Un cas concret illustrant les tensions juridiques
Un litige récent a mis en lumière les difficultés d'application de ce principe. Une femme embauchée en CDI avec une période d'essai renouvelée annonce à son employeur sa grossesse gémellaire. Peu après cette annonce, ses conditions de travail se modifient sensiblement : sa chef n'est plus sa référente directe, remplacée par un homme qui émet des critiques répétées sur son travail. Quelques jours avant la fin de sa période d'essai, elle apprend sa rupture.
Initialement, le conseil de prud'hommes puis la cour d'appel ont donné raison à l'employeur, estimant que ce dernier n'avait pas à justifier les raisons de la rupture d'une période d'essai et que la salariée n'apportait pas d'éléments suffisants pour prouver une discrimination. Cependant, la Cour de cassation a renvoyé l'affaire devant une cour d'appel autrement composée, soulignant la nécessité d'un réexamen approfondi.

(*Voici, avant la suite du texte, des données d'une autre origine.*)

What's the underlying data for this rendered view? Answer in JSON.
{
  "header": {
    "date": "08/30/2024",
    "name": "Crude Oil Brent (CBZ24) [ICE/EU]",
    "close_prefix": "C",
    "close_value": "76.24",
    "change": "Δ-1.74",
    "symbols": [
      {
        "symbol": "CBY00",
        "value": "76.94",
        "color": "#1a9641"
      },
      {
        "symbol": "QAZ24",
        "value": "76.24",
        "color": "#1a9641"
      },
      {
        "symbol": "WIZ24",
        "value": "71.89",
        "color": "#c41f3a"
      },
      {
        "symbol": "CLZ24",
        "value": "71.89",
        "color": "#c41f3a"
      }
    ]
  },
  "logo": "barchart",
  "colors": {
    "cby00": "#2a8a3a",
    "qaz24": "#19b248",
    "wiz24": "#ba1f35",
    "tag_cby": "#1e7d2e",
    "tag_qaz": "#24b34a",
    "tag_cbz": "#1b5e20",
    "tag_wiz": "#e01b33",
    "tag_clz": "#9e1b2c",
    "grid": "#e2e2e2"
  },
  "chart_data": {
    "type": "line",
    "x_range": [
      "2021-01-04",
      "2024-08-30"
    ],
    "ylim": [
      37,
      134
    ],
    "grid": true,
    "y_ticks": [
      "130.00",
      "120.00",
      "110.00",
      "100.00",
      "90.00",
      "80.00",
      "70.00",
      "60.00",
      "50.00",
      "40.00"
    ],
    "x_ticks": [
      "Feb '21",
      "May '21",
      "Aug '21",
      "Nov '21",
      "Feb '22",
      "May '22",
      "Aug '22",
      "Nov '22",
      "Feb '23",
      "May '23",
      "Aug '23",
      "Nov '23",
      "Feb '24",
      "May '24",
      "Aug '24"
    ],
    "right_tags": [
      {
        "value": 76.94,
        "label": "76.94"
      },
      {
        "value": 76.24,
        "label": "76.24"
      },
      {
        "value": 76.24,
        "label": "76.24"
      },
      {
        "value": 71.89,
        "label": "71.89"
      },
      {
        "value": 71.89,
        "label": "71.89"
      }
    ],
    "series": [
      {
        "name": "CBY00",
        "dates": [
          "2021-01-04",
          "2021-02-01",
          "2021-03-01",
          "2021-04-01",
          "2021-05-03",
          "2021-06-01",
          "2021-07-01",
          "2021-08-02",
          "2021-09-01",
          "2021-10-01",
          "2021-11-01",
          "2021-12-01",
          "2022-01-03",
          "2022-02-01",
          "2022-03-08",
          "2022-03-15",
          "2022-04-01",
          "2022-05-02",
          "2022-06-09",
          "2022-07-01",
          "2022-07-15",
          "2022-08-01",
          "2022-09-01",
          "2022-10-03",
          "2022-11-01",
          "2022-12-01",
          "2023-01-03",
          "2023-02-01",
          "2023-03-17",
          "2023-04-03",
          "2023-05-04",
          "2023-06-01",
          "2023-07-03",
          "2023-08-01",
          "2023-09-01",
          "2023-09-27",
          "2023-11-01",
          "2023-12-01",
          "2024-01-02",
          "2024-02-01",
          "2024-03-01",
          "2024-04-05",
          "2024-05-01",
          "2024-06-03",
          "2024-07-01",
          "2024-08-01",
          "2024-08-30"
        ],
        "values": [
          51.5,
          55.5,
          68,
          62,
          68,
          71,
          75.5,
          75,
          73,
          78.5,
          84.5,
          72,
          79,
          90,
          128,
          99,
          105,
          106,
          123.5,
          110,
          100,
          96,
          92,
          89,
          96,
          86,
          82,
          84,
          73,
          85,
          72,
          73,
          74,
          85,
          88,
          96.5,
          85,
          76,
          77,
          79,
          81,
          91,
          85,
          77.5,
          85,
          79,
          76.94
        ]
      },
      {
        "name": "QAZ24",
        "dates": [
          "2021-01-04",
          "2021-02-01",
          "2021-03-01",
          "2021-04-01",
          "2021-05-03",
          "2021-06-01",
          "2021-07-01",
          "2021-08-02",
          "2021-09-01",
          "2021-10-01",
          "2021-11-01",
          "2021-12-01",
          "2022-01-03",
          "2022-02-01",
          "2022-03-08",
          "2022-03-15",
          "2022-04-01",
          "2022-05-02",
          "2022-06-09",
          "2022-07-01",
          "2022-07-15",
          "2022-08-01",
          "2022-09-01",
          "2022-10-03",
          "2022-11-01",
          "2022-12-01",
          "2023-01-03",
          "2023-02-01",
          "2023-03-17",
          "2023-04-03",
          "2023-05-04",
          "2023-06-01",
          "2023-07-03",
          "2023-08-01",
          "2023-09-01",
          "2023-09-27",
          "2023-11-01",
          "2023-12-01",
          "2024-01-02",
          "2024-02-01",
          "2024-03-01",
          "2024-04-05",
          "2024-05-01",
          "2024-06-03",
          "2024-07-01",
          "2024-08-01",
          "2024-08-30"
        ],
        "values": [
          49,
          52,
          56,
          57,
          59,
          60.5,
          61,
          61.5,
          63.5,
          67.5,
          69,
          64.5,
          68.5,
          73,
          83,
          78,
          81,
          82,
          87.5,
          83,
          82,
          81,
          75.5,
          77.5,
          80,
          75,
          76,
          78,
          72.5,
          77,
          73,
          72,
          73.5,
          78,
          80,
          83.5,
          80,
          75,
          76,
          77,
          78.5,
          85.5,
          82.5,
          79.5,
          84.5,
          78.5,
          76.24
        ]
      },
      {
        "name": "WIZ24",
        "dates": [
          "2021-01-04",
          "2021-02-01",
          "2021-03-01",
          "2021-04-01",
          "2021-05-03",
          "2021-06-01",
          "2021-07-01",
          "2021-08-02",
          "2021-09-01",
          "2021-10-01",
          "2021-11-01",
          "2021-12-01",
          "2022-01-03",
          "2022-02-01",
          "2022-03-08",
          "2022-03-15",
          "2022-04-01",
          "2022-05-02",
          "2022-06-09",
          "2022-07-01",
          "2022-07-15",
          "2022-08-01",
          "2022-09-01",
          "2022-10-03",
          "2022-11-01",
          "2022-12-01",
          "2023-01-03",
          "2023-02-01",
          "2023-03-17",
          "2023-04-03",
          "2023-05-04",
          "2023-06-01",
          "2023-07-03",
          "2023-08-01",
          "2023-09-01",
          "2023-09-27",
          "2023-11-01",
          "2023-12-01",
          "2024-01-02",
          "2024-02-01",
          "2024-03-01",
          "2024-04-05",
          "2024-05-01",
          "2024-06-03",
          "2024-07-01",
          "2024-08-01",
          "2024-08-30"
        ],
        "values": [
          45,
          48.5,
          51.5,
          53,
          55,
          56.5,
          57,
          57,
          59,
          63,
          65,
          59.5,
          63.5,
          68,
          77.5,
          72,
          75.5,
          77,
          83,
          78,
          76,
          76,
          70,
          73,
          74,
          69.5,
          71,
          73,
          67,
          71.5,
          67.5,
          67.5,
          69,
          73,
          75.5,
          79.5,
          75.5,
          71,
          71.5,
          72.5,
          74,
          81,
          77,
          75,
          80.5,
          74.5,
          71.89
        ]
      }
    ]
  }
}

Le cadre juridique national et européen
Cette décision s'inscrit dans un cadre juridique bien établi. Au niveau national comme européen, il est strictement interdit de licencier une femme enceinte, sauf si l'employeur peut démontrer un motif totalement indépendant de la grossesse. Cette protection vise à garantir l'égalité professionnelle et à préserver la santé des femmes enceintes, qui pourraient sinon être poussées à des décisions extrêmes.
Un magistrat du parquet de la Cour de cassation précise : « La Cour européenne des droits de l'homme relie cette protection au principe d'égalité de traitement. Dans les faits, selon l'enquête périnatale 2016, une femme sur dix a perdu ou quitté son emploi en cours de grossesse, ce qui souligne l'importance de ces garanties juridiques. »
Des précédents jurisprudentiels divergents
La jurisprudence montre des variations significatives dans l'application de ces principes :
- Dans certaines affaires, des cours d'appel ont jugé nulle la rupture d'une période d'essai lorsque l'employeur ne parvenait pas à démontrer l'absence de lien avec la grossesse.
- Dans d'autres cas, comme celui évoqué précédemment, les juges ont initialement estimé que la charge de la preuve incombait principalement à la salariée.
La position ferme de la Cour de cassation vise à harmoniser ces interprétations et à renforcer la protection des droits des femmes enceintes dans le monde professionnel.
Les implications pratiques pour les employeurs
Cette décision a des conséquences concrètes importantes :
- Les employeurs doivent désormais documenter scrupuleusement les raisons de toute rupture de période d'essai intervenant après l'annonce d'une grossesse.
- Ils doivent s'assurer que ces motifs sont objectifs, vérifiables et totalement indépendants de l'état de grossesse.
- En cas de litige, c'est à l'employeur de prouver l'absence de discrimination, et non à la salariée d'en démontrer l'existence.
Cette évolution jurisprudentielle marque un renforcement significatif de la protection des femmes enceintes contre les discriminations potentielles lors des périodes d'essai, alignant davantage la pratique française sur les standards européens en matière d'égalité professionnelle.